Toma que a filha é tua.
Queria sentar-me na mesa onde eu e o Lourenço (das arábias), putos de 18 anos, abancávamos, gulosos, cansados, desiludidos com o curso superior que nos tinha calhado na rifa, íamos ao Snob pelo prazer de um bife fora d'horas, íamos ao Snob pelo bife, apenas por isso, e eu estava longe de imaginar que ia ser jornalista, nem o arcanjo Miguel sonhava que iria trabalhar para os Emirados Árabes Unidos, éramos naïfs, não sabíamos que aqueles bêbados todos que fazem parte da decoração do Snob eram, maioritariamente, jornaleiros; gostávamos do Snob e ponto final, do Snob antigo, o mais escuro e mais inflamável (o novo perdeu um certo encanto, mas eu continuo a querer ir ao Snob apenas pelo bife), e poucos meses depois de ter ido ao Snob pela primeira vez, pelos braços do senhor das Arábias, entrei para o pasquim onde me prostituo a escrever notícias sem interesse,
(hoje, infelizmente, escrevo sobre uma desgraça, o Tiago já sabe que não me deve dar desgraças para as mãos, que fico muito tempo a matutar sobre elas, uma breve de 500 caracteres sobre um homem que morreu trocidado por uma serra eléctrica numa linha de montagem demorou qualquer coisa como duas horas a ser escrito, foi o meu primeiro fim-de-semana de piquete nesta secção, tinha as mamas cheias de leite, bastava fazer copy e paste do take da Lusa para me despachar rápido e ir esvaziar o quarto Vigor do meu corpo, era preciso apenas limar o texto, mas a boa da Dia não conseguiu desligar-se, claro que não, aquele homem morreu, uma morte horrível, e eu só pensava na mulher e nos filhos a recortarem a puta da breve e a juntarem-na às outras micro-notícias da imprensa nacional - no 24 horas, o senhor foi um rodapé de página par, sei disto porque me perseguiu a morte deste homem nos dias a seguir -, os dedos da mulher mascarrados de tinta debotada de um papel de péssima qualidade, uma vida toda em cinco micro-recortes, guardados numa pastinha com fotografias do senhor a sorrir junto aos filhos no seu último Natal, o senhor com cara de caso junto aos sogros no baptizado da filha mais nova, o senhor na maternidade com a mulher ainda muito inchada e de bochechas rosadas, acabada de parir um bébé de cabelos muito escuros e espetados, vestido de babygrow azul, um varão, e a breve que não saía dos meus dedos, eu a pensar na serra eléctrica, na linha de montagem, nos 375 euros que levava para casa ao fim do mês)

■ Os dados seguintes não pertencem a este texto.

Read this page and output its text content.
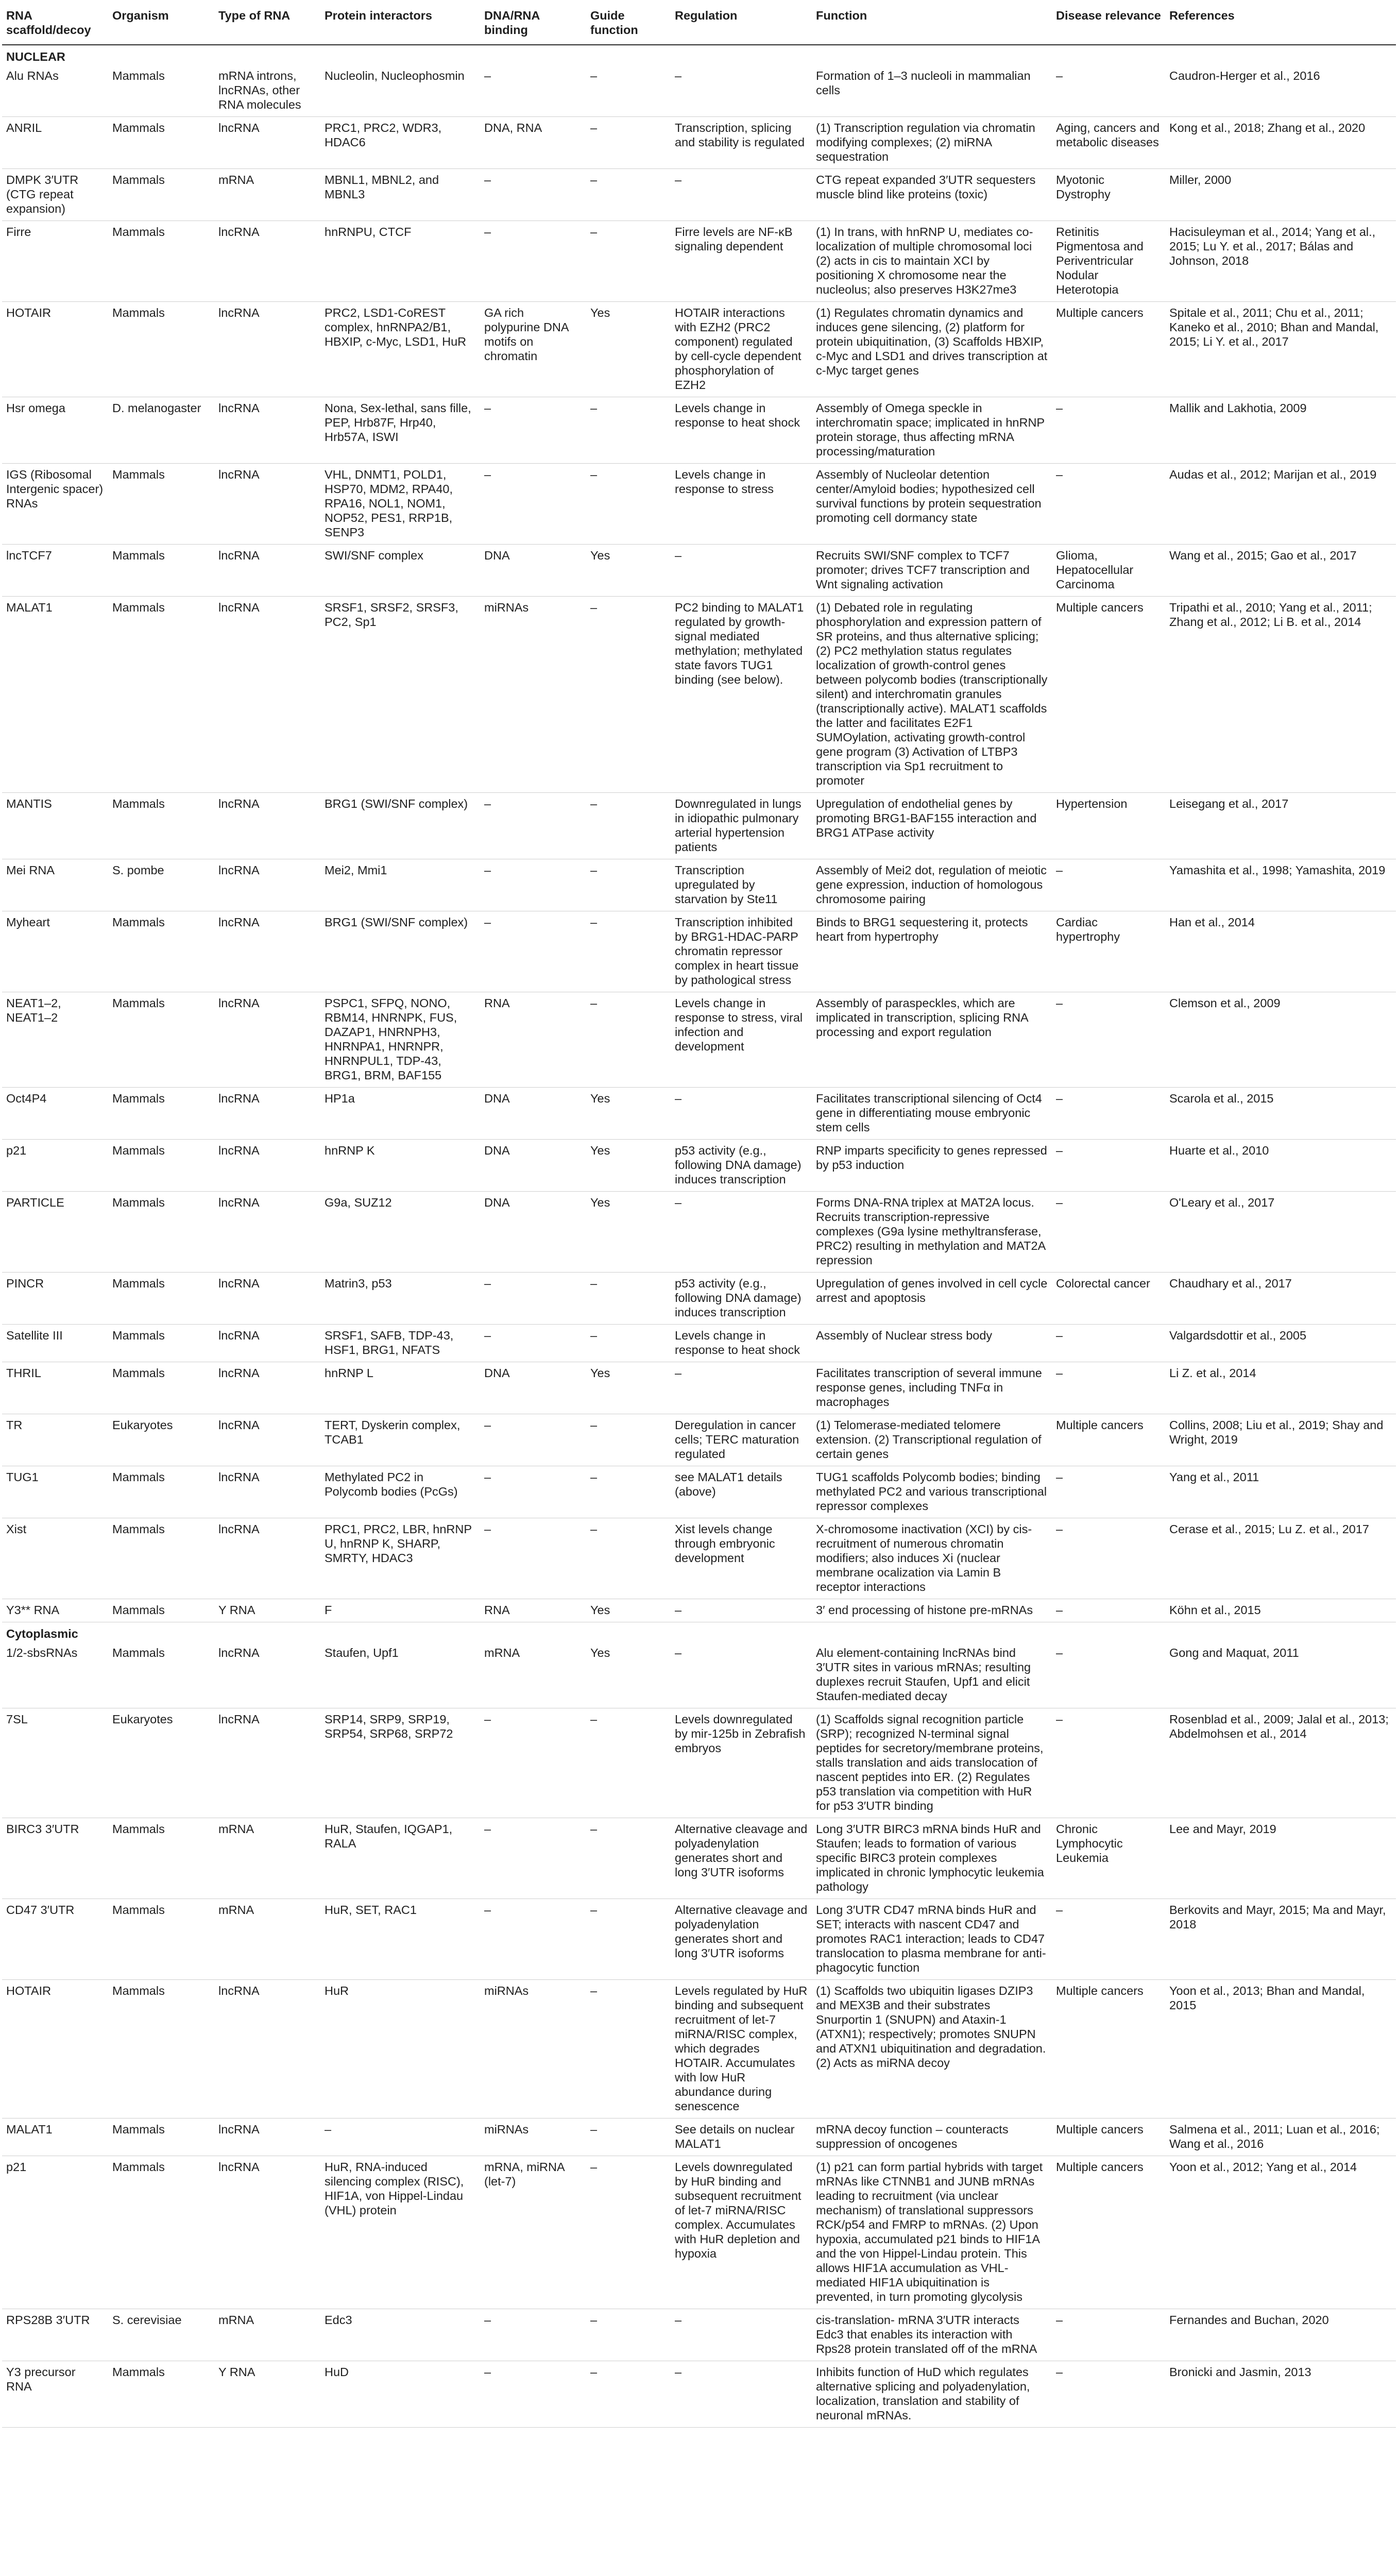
RNA scaffold/decoy	Organism	Type of RNA	Protein interactors	DNA/RNA binding	Guide function	Regulation	Function	Disease relevance	References
NUCLEAR									
Alu RNAs	Mammals	mRNA introns, lncRNAs, other RNA molecules	Nucleolin, Nucleophosmin	–	–	–	Formation of 1–3 nucleoli in mammalian cells	–	Caudron-Herger et al., 2016
ANRIL	Mammals	lncRNA	PRC1, PRC2, WDR3, HDAC6	DNA, RNA	–	Transcription, splicing and stability is regulated	(1) Transcription regulation via chromatin modifying complexes; (2) miRNA sequestration	Aging, cancers and metabolic diseases	Kong et al., 2018; Zhang et al., 2020
DMPK 3′UTR (CTG repeat expansion)	Mammals	mRNA	MBNL1, MBNL2, and MBNL3	–	–	–	CTG repeat expanded 3′UTR sequesters muscle blind like proteins (toxic)	Myotonic Dystrophy	Miller, 2000
Firre	Mammals	lncRNA	hnRNPU, CTCF	–	–	Firre levels are NF-κB signaling dependent	(1) In trans, with hnRNP U, mediates co-localization of multiple chromosomal loci (2) acts in cis to maintain XCI by positioning X chromosome near the nucleolus; also preserves H3K27me3	Retinitis Pigmentosa and Periventricular Nodular Heterotopia	Hacisuleyman et al., 2014; Yang et al., 2015; Lu Y. et al., 2017; Bálas and Johnson, 2018
HOTAIR	Mammals	lncRNA	PRC2, LSD1-CoREST complex, hnRNPA2/B1, HBXIP, c-Myc, LSD1, HuR	GA rich polypurine DNA motifs on chromatin	Yes	HOTAIR interactions with EZH2 (PRC2 component) regulated by cell-cycle dependent phosphorylation of EZH2	(1) Regulates chromatin dynamics and induces gene silencing, (2) platform for protein ubiquitination, (3) Scaffolds HBXIP, c-Myc and LSD1 and drives transcription at c-Myc target genes	Multiple cancers	Spitale et al., 2011; Chu et al., 2011; Kaneko et al., 2010; Bhan and Mandal, 2015; Li Y. et al., 2017
Hsr omega	D. melanogaster	lncRNA	Nona, Sex-lethal, sans fille, PEP, Hrb87F, Hrp40, Hrb57A, ISWI	–	–	Levels change in response to heat shock	Assembly of Omega speckle in interchromatin space; implicated in hnRNP protein storage, thus affecting mRNA processing/maturation	–	Mallik and Lakhotia, 2009
IGS (Ribosomal Intergenic spacer) RNAs	Mammals	lncRNA	VHL, DNMT1, POLD1, HSP70, MDM2, RPA40, RPA16, NOL1, NOM1, NOP52, PES1, RRP1B, SENP3	–	–	Levels change in response to stress	Assembly of Nucleolar detention center/Amyloid bodies; hypothesized cell survival functions by protein sequestration promoting cell dormancy state	–	Audas et al., 2012; Marijan et al., 2019
lncTCF7	Mammals	lncRNA	SWI/SNF complex	DNA	Yes	–	Recruits SWI/SNF complex to TCF7 promoter; drives TCF7 transcription and Wnt signaling activation	Glioma, Hepatocellular Carcinoma	Wang et al., 2015; Gao et al., 2017
MALAT1	Mammals	lncRNA	SRSF1, SRSF2, SRSF3, PC2, Sp1	miRNAs	–	PC2 binding to MALAT1 regulated by growth-signal mediated methylation; methylated state favors TUG1 binding (see below).	(1) Debated role in regulating phosphorylation and expression pattern of SR proteins, and thus alternative splicing; (2) PC2 methylation status regulates localization of growth-control genes between polycomb bodies (transcriptionally silent) and interchromatin granules (transcriptionally active). MALAT1 scaffolds the latter and facilitates E2F1 SUMOylation, activating growth-control gene program (3) Activation of LTBP3 transcription via Sp1 recruitment to promoter	Multiple cancers	Tripathi et al., 2010; Yang et al., 2011; Zhang et al., 2012; Li B. et al., 2014
MANTIS	Mammals	lncRNA	BRG1 (SWI/SNF complex)	–	–	Downregulated in lungs in idiopathic pulmonary arterial hypertension patients	Upregulation of endothelial genes by promoting BRG1-BAF155 interaction and BRG1 ATPase activity	Hypertension	Leisegang et al., 2017
Mei RNA	S. pombe	lncRNA	Mei2, Mmi1	–	–	Transcription upregulated by starvation by Ste11	Assembly of Mei2 dot, regulation of meiotic gene expression, induction of homologous chromosome pairing	–	Yamashita et al., 1998; Yamashita, 2019
Myheart	Mammals	lncRNA	BRG1 (SWI/SNF complex)	–	–	Transcription inhibited by BRG1-HDAC-PARP chromatin repressor complex in heart tissue by pathological stress	Binds to BRG1 sequestering it, protects heart from hypertrophy	Cardiac hypertrophy	Han et al., 2014
NEAT1–2, NEAT1–2	Mammals	lncRNA	PSPC1, SFPQ, NONO, RBM14, HNRNPK, FUS, DAZAP1, HNRNPH3, HNRNPA1, HNRNPR, HNRNPUL1, TDP-43, BRG1, BRM, BAF155	RNA	–	Levels change in response to stress, viral infection and development	Assembly of paraspeckles, which are implicated in transcription, splicing RNA processing and export regulation	–	Clemson et al., 2009
Oct4P4	Mammals	lncRNA	HP1a	DNA	Yes	–	Facilitates transcriptional silencing of Oct4 gene in differentiating mouse embryonic stem cells	–	Scarola et al., 2015
p21	Mammals	lncRNA	hnRNP K	DNA	Yes	p53 activity (e.g., following DNA damage) induces transcription	RNP imparts specificity to genes repressed by p53 induction	–	Huarte et al., 2010
PARTICLE	Mammals	lncRNA	G9a, SUZ12	DNA	Yes	–	Forms DNA-RNA triplex at MAT2A locus. Recruits transcription-repressive complexes (G9a lysine methyltransferase, PRC2) resulting in methylation and MAT2A repression	–	O'Leary et al., 2017
PINCR	Mammals	lncRNA	Matrin3, p53	–	–	p53 activity (e.g., following DNA damage) induces transcription	Upregulation of genes involved in cell cycle arrest and apoptosis	Colorectal cancer	Chaudhary et al., 2017
Satellite III	Mammals	lncRNA	SRSF1, SAFB, TDP-43, HSF1, BRG1, NFATS	–	–	Levels change in response to heat shock	Assembly of Nuclear stress body	–	Valgardsdottir et al., 2005
THRIL	Mammals	lncRNA	hnRNP L	DNA	Yes	–	Facilitates transcription of several immune response genes, including TNFα in macrophages	–	Li Z. et al., 2014
TR	Eukaryotes	lncRNA	TERT, Dyskerin complex, TCAB1	–	–	Deregulation in cancer cells; TERC maturation regulated	(1) Telomerase-mediated telomere extension. (2) Transcriptional regulation of certain genes	Multiple cancers	Collins, 2008; Liu et al., 2019; Shay and Wright, 2019
TUG1	Mammals	lncRNA	Methylated PC2 in Polycomb bodies (PcGs)	–	–	see MALAT1 details (above)	TUG1 scaffolds Polycomb bodies; binding methylated PC2 and various transcriptional repressor complexes	–	Yang et al., 2011
Xist	Mammals	lncRNA	PRC1, PRC2, LBR, hnRNP U, hnRNP K, SHARP, SMRTY, HDAC3	–	–	Xist levels change through embryonic development	X-chromosome inactivation (XCI) by cis-recruitment of numerous chromatin modifiers; also induces Xi (nuclear membrane ocalization via Lamin B receptor interactions	–	Cerase et al., 2015; Lu Z. et al., 2017
Y3** RNA	Mammals	Y RNA	F	RNA	Yes	–	3′ end processing of histone pre-mRNAs	–	Köhn et al., 2015
Cytoplasmic									
1/2-sbsRNAs	Mammals	lncRNA	Staufen, Upf1	mRNA	Yes	–	Alu element-containing lncRNAs bind 3′UTR sites in various mRNAs; resulting duplexes recruit Staufen, Upf1 and elicit Staufen-mediated decay	–	Gong and Maquat, 2011
7SL	Eukaryotes	lncRNA	SRP14, SRP9, SRP19, SRP54, SRP68, SRP72	–	–	Levels downregulated by mir-125b in Zebrafish embryos	(1) Scaffolds signal recognition particle (SRP); recognized N-terminal signal peptides for secretory/membrane proteins, stalls translation and aids translocation of nascent peptides into ER. (2) Regulates p53 translation via competition with HuR for p53 3′UTR binding	–	Rosenblad et al., 2009; Jalal et al., 2013; Abdelmohsen et al., 2014
BIRC3 3′UTR	Mammals	mRNA	HuR, Staufen, IQGAP1, RALA	–	–	Alternative cleavage and polyadenylation generates short and long 3′UTR isoforms	Long 3′UTR BIRC3 mRNA binds HuR and Staufen; leads to formation of various specific BIRC3 protein complexes implicated in chronic lymphocytic leukemia pathology	Chronic Lymphocytic Leukemia	Lee and Mayr, 2019
CD47 3′UTR	Mammals	mRNA	HuR, SET, RAC1	–	–	Alternative cleavage and polyadenylation generates short and long 3′UTR isoforms	Long 3′UTR CD47 mRNA binds HuR and SET; interacts with nascent CD47 and promotes RAC1 interaction; leads to CD47 translocation to plasma membrane for anti-phagocytic function	–	Berkovits and Mayr, 2015; Ma and Mayr, 2018
HOTAIR	Mammals	lncRNA	HuR	miRNAs	–	Levels regulated by HuR binding and subsequent recruitment of let-7 miRNA/RISC complex, which degrades HOTAIR. Accumulates with low HuR abundance during senescence	(1) Scaffolds two ubiquitin ligases DZIP3 and MEX3B and their substrates Snurportin 1 (SNUPN) and Ataxin-1 (ATXN1); respectively; promotes SNUPN and ATXN1 ubiquitination and degradation. (2) Acts as miRNA decoy	Multiple cancers	Yoon et al., 2013; Bhan and Mandal, 2015
MALAT1	Mammals	lncRNA	–	miRNAs	–	See details on nuclear MALAT1	mRNA decoy function – counteracts suppression of oncogenes	Multiple cancers	Salmena et al., 2011; Luan et al., 2016; Wang et al., 2016
p21	Mammals	lncRNA	HuR, RNA-induced silencing complex (RISC), HIF1A, von Hippel-Lindau (VHL) protein	mRNA, miRNA (let-7)	–	Levels downregulated by HuR binding and subsequent recruitment of let-7 miRNA/RISC complex. Accumulates with HuR depletion and hypoxia	(1) p21 can form partial hybrids with target mRNAs like CTNNB1 and JUNB mRNAs leading to recruitment (via unclear mechanism) of translational suppressors RCK/p54 and FMRP to mRNAs. (2) Upon hypoxia, accumulated p21 binds to HIF1A and the von Hippel-Lindau protein. This allows HIF1A accumulation as VHL-mediated HIF1A ubiquitination is prevented, in turn promoting glycolysis	Multiple cancers	Yoon et al., 2012; Yang et al., 2014
RPS28B 3′UTR	S. cerevisiae	mRNA	Edc3	–	–	–	cis-translation- mRNA 3′UTR interacts Edc3 that enables its interaction with Rps28 protein translated off of the mRNA	–	Fernandes and Buchan, 2020
Y3 precursor RNA	Mammals	Y RNA	HuD	–	–	–	Inhibits function of HuD which regulates alternative splicing and polyadenylation, localization, translation and stability of neuronal mRNAs.	–	Bronicki and Jasmin, 2013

foi o mano que me arranjou um part-time na secção de Economia (e eu acho isto belo: a primeira negativa que tive na vida foi a Economia, foi também a primeira frequência da faculdade e eu tive um oito, ainda por cima uma negativa par, ao menos que fosse um sete, gaita, e a vida é mesmo assim, oito a economia e jornalista de Economia), ganhava trinta contos a facturas de restaurante e de gasolina, a culpa é do mano, eu nunca quis ser jornalista, e só mais tarde, com a saudosa Gabriela Neto e com uma pandilha selecta de jornalistas de Economia (alguém se ia embora, não sei bem quem) é que fui ao Snob em visita de estudo devidamente acompanhada com espécimes jurássicos do jornalismo nacional, nessa madrugada não comi um bife, bebi um Vodka, e percebi que o sítio onde gostava de comer às tantas com o meu Miguel era o poleiro da classe onde eu entrei sem convite, pela porta VIP.
(E a merda do Blogger acaba de me devorar quatro mil caracteres escritos na madrugada de ontem; anda esfomeado como eu, na volta, quer ir comer um bife ao Snob e a mãe Google também não deixa)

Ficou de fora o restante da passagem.